The Axial parts you need for this conversion are
AX31259 Front Axle Stub 16 x 39 mm (17 mm Hub) 1 set
AX31225 CVD Dogbone 11x123 1 set
AX31017 Yeti™ XL Steering Knuckle Set
AX31046 Front Pivot Pin 2 pcs
AXA183 M3 x 6 mm Set Screw 2 pcs
AXA1243 Bearing 15 x 21 x 4 mm
AX31201 this part is a little confusing if you look at page 10 and 13 of the manual it says 10 x 16 x 5 mm but the same part number as the one on page 11 which is 8 x 16 x 5 mm which I think is a misprint, I'm pretty sure you need 8 x 16 x 5 mm which on the manual is AXA1225 Bearing 8 x 16 x 5 mm this is the outer bearing on the steering knuckles but I do not own a Kit I have an RTR so please use the caliper to verify.

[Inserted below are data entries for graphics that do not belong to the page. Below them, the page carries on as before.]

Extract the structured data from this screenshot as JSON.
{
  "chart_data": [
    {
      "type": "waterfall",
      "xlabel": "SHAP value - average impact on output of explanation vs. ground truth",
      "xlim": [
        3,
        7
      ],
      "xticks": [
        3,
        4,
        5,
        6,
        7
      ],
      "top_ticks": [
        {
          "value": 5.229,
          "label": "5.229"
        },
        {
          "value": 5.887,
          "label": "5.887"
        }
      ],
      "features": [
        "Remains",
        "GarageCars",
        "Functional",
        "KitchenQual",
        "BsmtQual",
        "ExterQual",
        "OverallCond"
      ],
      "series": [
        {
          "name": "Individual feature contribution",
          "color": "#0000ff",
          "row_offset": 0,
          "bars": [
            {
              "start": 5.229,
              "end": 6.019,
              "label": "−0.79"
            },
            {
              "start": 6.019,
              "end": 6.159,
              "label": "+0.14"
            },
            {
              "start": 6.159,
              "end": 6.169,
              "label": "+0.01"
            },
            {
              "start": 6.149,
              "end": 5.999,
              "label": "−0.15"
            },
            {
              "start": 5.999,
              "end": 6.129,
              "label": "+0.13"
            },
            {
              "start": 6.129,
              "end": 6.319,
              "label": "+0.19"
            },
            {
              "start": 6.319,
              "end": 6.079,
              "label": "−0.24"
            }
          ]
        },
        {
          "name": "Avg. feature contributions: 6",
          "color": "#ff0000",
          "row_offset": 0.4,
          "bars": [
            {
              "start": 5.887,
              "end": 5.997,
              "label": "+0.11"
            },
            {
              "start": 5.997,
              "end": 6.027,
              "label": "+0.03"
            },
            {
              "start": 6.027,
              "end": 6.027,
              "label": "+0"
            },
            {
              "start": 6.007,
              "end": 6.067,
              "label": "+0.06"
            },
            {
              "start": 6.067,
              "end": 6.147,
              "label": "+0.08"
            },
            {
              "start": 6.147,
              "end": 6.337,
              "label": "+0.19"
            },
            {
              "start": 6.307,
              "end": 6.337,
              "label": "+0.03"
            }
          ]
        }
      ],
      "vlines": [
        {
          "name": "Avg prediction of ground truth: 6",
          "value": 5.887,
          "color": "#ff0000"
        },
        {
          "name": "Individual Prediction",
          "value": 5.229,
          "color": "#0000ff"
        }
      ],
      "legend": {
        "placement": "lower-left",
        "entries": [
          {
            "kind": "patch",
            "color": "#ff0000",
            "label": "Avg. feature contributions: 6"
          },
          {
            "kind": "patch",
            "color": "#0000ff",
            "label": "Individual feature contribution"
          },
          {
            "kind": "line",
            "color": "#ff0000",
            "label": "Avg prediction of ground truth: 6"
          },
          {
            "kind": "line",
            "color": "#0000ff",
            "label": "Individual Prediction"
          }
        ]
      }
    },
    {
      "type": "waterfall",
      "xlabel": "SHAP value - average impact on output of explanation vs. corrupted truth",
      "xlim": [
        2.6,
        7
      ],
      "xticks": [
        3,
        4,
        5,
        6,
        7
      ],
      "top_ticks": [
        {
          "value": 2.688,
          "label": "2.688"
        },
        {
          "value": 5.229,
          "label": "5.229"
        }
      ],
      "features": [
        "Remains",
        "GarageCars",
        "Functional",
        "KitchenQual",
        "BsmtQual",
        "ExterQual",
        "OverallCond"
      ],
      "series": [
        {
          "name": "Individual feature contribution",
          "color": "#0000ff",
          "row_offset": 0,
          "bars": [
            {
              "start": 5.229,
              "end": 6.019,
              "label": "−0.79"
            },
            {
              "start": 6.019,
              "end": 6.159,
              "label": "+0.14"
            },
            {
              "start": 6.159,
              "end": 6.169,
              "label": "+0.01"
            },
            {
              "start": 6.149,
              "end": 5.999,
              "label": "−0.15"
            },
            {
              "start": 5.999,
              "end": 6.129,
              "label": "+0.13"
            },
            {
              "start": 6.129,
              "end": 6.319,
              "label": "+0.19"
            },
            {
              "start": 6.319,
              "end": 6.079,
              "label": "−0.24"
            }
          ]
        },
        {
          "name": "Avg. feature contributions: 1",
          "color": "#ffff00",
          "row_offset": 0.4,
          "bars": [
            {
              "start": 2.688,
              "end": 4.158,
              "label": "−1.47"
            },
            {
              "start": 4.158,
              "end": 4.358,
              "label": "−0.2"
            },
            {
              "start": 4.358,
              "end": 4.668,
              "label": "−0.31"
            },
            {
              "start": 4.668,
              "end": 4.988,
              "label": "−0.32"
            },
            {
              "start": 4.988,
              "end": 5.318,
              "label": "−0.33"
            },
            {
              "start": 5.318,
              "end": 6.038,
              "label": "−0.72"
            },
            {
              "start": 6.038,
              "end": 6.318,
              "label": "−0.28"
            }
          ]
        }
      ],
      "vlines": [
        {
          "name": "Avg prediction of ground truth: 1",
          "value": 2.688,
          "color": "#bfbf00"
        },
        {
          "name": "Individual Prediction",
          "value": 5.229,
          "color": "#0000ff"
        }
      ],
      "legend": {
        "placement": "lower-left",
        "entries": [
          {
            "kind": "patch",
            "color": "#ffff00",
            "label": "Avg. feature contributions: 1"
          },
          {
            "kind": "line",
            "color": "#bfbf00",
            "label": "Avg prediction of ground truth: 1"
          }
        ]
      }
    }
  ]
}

No need to buy front drive cups they will not fit in the rear and they are too long believe me I tried. The front drive cups are longer because of the IFS, the CVD Dogbone needs to go back and fort as the suspension goes up and down no need in the rear since it is a solid axle the CVD Dogbone will not have the back and fort motion. You can use the rear drive cup and no need to change the hexes and nuts since you'll be using Axials front knuckles, front stubs and front CVD Dogbone.
Downside:
The position of the drag link mount on the Helios C-hub is on the front not on the bottom like the AX31084 AR60 XL Straight Axle Adapter, the AX31034 WB XL Driveshaft will be stretched 25 mm longer it will still work but there's only 4 - 6 mm contact. If your planing to use after market SYEX37 HR Telescoping Steel Rear Drive Shaft you would need 25 mm longer shaft same is true with the GPM/Dhawk brand also, you would need 25 mm longer upper links. A simple solution would be to shorten the upper link and the drag link, in terms of expenses I'll leave that to you to find out. In my build there was no question that the AX31034 WB XL Driveshaft will mot survive on my driving style, I switch both RTR and build to the SYEX37 HR Telescoping Steel Rear Drive Shaft and have the local machinist make me a longer shaft.
Good luck with your conversion measure twice cut once, be safe and most of all Have Fun.